Pleading with City Council
More than two dozen tenants showed up Tuesday at the New Brighton City Council meeting, many with young children in tow, pleading for assistance and more time to move. Some asked how it can be against the law in Minnesota to shut off the heat in the middle of winter but legal to kick people out of their homes. Council members listened closely for more than an hour.
“I don’t know what we are going to do,” said April Brown, who had just moved into Pike Lake with her two daughters. “What are we supposed to do? I work direct support. I work with people with special needs. I’ve done hospice. I help people take care of their families. I just want New Brighton or someone to help take care of my family because I am scared.”
“This is another example of the rapid loss of affordable housing, with tenants getting summary notices that result in displacement and instability of more families, resulting in higher rent burdens, and potential homelessness,” said Warren Hanson, president and CEO of the Greater Minnesota Housing Fund, in an e-mail.
Fridley-based Qt purchased Pike Lake in December for $5.8 million, according to Ramsey County property records. In 2018, Qt purchased a naturally occurring affordable Osseo housing complex and required residents to vacate many of the 86 units for repair.
Representatives from the tenant advocacy nonprofit HOME Line have been working with Pike Lake residents who are seeking more time and better treatment. Ivory Taylor, HOME Line’s lead organizer, told the New Brighton council that Qt has a history of “questionable” leasing practices and “displacing long-term good tenants.”
“Because of these previous fights, Qt is well aware of the impacts of their actions on community members and they know better ways to operate. The fact that they continue to choose not to, means they are not acting in good faith,” Taylor said.
Several Pike Lake tenants said Qt’s measures are making their remaining days at Pike Lake even more uncomfortable and stressful. Construction crews have started tearing out carpet and walls, they said. Several tenants said Qt had their vehicles towed from the apartment complex’s parking lot after a recent snowfall.
‘Where am I going to go?’
In spring 2018, St. Louis Park became the first city in Minnesota to enact a tenant protection period following the sale of an affordable housing building. New owners are required to pay relocation benefits to tenants who choose to move within three months if the owner increases the rent, rescreens existing residents or fails to renew leases without cause.
Bloomington, Brooklyn Park, Richfield and Golden Valley have passed similar ordinances. Taylor implored the New Brighton council to follow their lead and pass additional tenant protections to prevent the same thing from happening in the future.

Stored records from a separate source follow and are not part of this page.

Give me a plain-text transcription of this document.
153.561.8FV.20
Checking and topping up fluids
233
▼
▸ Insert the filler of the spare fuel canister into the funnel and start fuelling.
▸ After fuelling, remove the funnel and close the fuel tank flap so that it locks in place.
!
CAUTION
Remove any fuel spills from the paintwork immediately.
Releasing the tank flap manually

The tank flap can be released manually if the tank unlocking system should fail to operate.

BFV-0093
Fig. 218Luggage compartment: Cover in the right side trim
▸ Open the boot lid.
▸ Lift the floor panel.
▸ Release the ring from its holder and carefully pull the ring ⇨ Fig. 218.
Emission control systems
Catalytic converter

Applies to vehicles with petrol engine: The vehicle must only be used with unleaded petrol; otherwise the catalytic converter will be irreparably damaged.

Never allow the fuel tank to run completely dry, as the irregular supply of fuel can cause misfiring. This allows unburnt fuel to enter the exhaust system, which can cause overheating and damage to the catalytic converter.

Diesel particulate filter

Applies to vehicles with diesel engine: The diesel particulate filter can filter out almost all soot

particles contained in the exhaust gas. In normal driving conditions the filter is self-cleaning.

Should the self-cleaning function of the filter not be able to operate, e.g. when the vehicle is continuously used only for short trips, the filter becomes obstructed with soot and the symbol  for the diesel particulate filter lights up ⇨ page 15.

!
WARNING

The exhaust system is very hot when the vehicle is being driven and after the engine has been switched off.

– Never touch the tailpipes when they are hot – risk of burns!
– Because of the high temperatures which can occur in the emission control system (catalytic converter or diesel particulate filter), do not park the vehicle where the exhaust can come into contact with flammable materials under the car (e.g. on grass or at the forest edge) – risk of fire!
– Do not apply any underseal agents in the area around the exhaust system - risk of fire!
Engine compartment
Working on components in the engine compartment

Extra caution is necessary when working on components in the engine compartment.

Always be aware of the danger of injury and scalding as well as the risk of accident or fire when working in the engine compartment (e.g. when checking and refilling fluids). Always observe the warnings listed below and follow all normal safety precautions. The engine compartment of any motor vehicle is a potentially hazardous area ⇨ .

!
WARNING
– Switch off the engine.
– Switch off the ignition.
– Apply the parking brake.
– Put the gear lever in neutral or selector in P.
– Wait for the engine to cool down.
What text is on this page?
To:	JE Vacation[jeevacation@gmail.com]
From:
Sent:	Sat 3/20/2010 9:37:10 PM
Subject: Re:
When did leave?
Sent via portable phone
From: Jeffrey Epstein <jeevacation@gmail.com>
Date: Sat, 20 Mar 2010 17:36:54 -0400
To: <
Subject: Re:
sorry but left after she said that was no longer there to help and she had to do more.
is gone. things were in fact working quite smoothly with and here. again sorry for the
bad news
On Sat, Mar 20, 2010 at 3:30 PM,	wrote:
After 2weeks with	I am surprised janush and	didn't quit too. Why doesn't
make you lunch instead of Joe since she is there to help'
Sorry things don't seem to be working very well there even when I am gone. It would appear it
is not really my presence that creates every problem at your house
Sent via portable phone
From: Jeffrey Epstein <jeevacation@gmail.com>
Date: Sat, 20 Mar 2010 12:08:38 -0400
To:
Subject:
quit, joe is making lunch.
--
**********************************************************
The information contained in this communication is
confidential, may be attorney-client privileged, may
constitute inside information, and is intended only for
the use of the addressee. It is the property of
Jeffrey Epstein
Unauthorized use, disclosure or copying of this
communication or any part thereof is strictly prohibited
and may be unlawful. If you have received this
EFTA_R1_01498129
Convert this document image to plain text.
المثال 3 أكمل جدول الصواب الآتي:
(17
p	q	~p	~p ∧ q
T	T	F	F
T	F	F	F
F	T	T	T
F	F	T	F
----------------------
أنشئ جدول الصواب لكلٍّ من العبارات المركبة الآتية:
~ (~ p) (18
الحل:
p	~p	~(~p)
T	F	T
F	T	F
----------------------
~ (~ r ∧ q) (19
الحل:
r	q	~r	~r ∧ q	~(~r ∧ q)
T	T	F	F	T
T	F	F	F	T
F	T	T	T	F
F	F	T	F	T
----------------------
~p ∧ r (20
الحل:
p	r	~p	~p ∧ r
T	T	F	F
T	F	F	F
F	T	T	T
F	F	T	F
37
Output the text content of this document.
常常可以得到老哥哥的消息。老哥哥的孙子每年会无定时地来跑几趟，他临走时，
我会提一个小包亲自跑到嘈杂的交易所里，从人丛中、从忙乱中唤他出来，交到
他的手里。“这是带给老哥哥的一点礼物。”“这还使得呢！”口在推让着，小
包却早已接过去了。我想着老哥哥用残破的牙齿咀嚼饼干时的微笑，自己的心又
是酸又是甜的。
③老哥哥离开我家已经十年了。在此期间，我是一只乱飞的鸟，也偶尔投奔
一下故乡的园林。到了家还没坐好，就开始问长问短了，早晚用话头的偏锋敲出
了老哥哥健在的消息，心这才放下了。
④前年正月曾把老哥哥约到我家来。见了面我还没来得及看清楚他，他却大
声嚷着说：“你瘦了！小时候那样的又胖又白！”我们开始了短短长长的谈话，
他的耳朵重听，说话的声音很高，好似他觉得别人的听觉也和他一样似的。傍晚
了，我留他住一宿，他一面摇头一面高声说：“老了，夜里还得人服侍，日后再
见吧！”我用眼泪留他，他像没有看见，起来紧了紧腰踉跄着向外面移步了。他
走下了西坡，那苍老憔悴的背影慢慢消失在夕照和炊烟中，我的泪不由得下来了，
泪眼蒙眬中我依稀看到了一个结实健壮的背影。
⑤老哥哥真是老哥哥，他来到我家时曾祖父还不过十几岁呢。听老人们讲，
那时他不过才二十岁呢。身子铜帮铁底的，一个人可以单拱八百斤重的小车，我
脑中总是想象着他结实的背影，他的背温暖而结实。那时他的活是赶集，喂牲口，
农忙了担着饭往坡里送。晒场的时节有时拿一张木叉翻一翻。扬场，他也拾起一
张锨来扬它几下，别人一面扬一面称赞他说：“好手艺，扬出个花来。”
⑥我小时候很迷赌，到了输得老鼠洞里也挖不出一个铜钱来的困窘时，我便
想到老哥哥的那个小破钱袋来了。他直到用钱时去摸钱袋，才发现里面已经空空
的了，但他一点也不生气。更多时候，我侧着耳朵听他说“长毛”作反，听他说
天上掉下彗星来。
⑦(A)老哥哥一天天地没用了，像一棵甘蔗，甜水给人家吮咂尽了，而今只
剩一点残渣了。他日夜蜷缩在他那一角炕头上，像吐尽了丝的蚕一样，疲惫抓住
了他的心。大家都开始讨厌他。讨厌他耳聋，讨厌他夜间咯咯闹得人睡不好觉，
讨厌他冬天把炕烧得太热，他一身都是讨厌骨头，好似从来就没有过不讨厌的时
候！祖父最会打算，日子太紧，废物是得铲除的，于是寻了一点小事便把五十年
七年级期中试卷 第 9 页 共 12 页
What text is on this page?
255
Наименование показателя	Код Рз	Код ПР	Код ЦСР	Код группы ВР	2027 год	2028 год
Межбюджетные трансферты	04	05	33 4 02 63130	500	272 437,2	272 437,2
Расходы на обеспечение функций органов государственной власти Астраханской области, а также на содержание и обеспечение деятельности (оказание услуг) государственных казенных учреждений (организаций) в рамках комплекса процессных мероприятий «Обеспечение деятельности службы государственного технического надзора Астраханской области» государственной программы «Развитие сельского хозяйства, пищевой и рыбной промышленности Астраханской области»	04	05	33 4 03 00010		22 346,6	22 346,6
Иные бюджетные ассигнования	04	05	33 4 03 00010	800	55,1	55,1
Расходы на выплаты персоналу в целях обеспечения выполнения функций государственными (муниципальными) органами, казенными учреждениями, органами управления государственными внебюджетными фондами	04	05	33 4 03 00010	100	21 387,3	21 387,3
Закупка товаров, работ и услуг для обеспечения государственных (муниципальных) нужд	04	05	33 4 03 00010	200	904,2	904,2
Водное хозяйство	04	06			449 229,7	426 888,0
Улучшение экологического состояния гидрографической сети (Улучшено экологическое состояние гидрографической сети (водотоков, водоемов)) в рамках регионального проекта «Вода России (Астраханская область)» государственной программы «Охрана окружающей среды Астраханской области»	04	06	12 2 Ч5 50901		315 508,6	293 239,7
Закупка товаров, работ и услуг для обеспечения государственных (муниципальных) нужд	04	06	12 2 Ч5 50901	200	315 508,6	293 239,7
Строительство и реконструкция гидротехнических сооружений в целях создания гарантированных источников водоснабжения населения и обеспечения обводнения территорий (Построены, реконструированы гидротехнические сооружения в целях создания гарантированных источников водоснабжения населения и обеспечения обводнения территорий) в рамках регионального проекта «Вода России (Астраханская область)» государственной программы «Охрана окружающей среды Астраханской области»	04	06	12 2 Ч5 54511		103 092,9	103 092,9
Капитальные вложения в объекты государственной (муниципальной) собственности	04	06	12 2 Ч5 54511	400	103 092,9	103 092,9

Eric Williams, a disabled Army veteran, said that he and his 16-year-old son moved into Pike Lake last year after a bout of homelessness.
“I don’t have the resources to move,” said Williams, who uses a cane. “Where am I going to go?” He added he was afraid they wouldn’t get back their security deposits.
Brian Grieger, who has lived at Pike Lake for 21 years, told the council that Qt was “just steamrolling our rights. They are just treating us badly.”
“You’ve given us a lot to think about this evening,” said New Brighton Mayor Val Johnson. “You are speaking with five members of the council who really do care. … We need time to process all of this.”
Council Member Graeme Allen, who met with Pike Lake residents a day before the meeting, said he supports consideration of additional tenant protections. More county, state and federal funding also is needed to preserve affordable housing, he said.
“The thing that is disheartening is that in winter you are expecting 100-plus people to relocate with very little options, taking them out of their school district and making it harder for people to live,” he said. He added that he understood the need for reinvestment in aging housing, but that it needed to be done “in relationship to the folks that live there.”
“Hopefully the owner will try to find a solution that is more favorable for the tenants,” Allen said.